I finally installed SP2 for my Windows XP computer. I had been holding off all this while after hearing bad stories of incompatibilities with SP2. Once I was done installing it, my display driver prompty died a horrible death, leaving me at 640x480 with 16 colours. After a lot of browsing around the ATI website, I finally got my hands on the latest driver and installed it. Everything works properly now. For a while I was genuinely scared because this was my work computer with tons of important material on it. I knew I could always run it at low resolution and make backups if needed, but it's still not a pretty situation.

This brings up an important lesson. I am technically proficient enough to know that when Windows dumps me into a low resolution mode with 16 colours, there is some problem with the graphics card driver. I know the exact model of the graphics card that I have. I can browse company websites and update drivers on my own.

But what about the average person who owns a PC ? All they know is that for some reason the text is huge and the colours strange. They are unlikely to know the model of every component in their PC. And downloading and updating drivers ? Forget it. All they know is that after installing a widely publicised update, their whole system stopped working. Panic!

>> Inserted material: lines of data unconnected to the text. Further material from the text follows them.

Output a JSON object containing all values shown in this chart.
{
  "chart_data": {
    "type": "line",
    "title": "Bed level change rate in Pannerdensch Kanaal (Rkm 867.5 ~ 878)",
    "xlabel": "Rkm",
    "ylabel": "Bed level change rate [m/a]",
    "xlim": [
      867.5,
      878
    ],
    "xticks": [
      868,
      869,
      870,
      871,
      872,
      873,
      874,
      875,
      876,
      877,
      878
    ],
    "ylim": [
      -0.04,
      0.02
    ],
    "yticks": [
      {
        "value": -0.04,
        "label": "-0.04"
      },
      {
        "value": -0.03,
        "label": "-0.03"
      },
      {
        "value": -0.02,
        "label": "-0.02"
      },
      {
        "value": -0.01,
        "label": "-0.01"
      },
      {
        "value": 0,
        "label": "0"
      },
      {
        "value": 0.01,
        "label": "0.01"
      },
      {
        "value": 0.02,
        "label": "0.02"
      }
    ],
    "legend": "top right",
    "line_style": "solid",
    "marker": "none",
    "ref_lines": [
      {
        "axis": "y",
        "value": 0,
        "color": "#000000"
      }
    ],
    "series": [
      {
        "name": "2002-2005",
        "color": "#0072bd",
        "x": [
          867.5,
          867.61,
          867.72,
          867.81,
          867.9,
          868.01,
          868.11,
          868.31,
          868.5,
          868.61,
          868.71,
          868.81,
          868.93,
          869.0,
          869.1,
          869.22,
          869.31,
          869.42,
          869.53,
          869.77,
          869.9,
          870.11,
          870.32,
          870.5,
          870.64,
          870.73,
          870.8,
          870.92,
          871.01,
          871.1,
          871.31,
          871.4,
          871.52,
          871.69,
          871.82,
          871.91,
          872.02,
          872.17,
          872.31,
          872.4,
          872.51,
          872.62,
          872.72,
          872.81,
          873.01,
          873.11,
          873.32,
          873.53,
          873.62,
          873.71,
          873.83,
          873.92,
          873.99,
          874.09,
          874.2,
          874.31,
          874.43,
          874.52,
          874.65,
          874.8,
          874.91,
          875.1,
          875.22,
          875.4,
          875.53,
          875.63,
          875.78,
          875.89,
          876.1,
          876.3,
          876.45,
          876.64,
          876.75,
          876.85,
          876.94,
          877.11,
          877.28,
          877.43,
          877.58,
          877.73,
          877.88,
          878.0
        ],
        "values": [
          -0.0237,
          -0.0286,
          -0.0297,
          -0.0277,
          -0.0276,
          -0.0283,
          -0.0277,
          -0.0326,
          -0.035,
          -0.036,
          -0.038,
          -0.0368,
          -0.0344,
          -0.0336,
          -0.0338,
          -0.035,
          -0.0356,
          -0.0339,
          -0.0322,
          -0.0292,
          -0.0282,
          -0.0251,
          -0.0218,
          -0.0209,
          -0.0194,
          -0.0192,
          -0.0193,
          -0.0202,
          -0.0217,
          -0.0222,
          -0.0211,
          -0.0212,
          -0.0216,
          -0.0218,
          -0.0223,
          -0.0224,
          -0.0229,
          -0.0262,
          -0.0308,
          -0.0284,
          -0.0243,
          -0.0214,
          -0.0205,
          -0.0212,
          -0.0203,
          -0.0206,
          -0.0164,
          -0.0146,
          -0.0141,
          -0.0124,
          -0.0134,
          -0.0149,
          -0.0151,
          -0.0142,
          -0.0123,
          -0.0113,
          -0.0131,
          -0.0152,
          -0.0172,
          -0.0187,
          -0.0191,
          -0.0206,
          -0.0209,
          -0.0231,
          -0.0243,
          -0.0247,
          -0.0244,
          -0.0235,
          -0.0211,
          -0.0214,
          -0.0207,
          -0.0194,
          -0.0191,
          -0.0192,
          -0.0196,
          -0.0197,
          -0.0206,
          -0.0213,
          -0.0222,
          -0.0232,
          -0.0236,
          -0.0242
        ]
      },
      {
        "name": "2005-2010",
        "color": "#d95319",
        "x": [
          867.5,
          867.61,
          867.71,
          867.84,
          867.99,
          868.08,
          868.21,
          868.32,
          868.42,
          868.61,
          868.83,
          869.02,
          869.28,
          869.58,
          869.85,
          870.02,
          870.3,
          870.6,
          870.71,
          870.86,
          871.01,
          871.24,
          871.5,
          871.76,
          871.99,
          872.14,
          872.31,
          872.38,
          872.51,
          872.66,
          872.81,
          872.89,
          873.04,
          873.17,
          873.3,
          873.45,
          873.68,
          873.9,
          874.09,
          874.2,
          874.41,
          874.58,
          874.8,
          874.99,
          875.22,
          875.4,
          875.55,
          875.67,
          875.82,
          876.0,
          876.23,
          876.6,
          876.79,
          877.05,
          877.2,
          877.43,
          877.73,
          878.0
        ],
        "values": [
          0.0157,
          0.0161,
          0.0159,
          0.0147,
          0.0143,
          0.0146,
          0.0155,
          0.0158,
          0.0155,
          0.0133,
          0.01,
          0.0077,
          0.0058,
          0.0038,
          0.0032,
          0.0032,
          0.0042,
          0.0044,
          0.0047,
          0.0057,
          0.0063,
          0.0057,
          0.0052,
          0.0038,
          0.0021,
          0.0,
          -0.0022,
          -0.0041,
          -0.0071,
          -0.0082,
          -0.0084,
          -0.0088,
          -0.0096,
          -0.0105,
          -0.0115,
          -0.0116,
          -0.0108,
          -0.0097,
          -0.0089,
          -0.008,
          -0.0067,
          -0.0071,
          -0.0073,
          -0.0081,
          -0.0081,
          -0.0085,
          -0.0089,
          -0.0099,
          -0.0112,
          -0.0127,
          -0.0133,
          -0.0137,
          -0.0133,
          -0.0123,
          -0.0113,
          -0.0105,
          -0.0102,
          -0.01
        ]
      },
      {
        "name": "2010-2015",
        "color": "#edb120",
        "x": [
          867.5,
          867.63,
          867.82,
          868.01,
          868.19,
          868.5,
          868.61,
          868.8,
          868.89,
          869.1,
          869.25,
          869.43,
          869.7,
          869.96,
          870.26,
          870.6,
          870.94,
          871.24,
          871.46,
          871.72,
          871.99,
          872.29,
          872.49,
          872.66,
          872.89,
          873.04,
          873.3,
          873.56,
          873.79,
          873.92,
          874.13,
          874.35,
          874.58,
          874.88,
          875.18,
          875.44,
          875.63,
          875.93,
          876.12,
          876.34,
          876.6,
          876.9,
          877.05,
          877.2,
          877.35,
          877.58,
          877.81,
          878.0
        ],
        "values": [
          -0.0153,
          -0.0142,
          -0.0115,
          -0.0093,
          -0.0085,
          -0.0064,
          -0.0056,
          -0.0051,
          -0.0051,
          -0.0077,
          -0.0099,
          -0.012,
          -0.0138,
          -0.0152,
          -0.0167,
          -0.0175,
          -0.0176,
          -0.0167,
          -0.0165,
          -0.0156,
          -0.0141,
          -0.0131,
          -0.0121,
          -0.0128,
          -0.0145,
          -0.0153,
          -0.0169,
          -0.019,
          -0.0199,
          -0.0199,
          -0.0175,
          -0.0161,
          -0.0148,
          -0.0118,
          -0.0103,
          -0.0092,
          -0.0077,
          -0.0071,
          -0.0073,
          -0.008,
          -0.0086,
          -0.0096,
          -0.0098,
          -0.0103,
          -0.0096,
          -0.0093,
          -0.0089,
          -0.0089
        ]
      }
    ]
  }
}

What about a sysadmin working in a large company with thousands of installed PCs. Should he risk putting SP2 on all of them ? What if something breaks and employees are unable to work ? The company will hold the sysadmin responsible for lost productivity. On the other hand, SP2 fixes a number of widespread security vulnerabilities. What if the entire network is taken down by a virus which exploits one of the vulnarabilities fixed in SP2 ? The sysadmin is responsible for this again. A lose-lose situation for the poor sysadmin.

This is what makes writing software so damn hard. On the one hand, there are an almost infinite number of configurations to test against. According to Scoble, Microsoft made every employee run SP2 prior to release so that they could sort out problems. In spite of that, SP2 has caused widespread conflicts with installed software. On the other hand, if Microsoft held back from releasing SP2, they would have been roundly criticised for not taking action against security vulnerabilities and allowing virus writers/crackers to have a field day exploiting them. Damned if they do, and damned if they don't.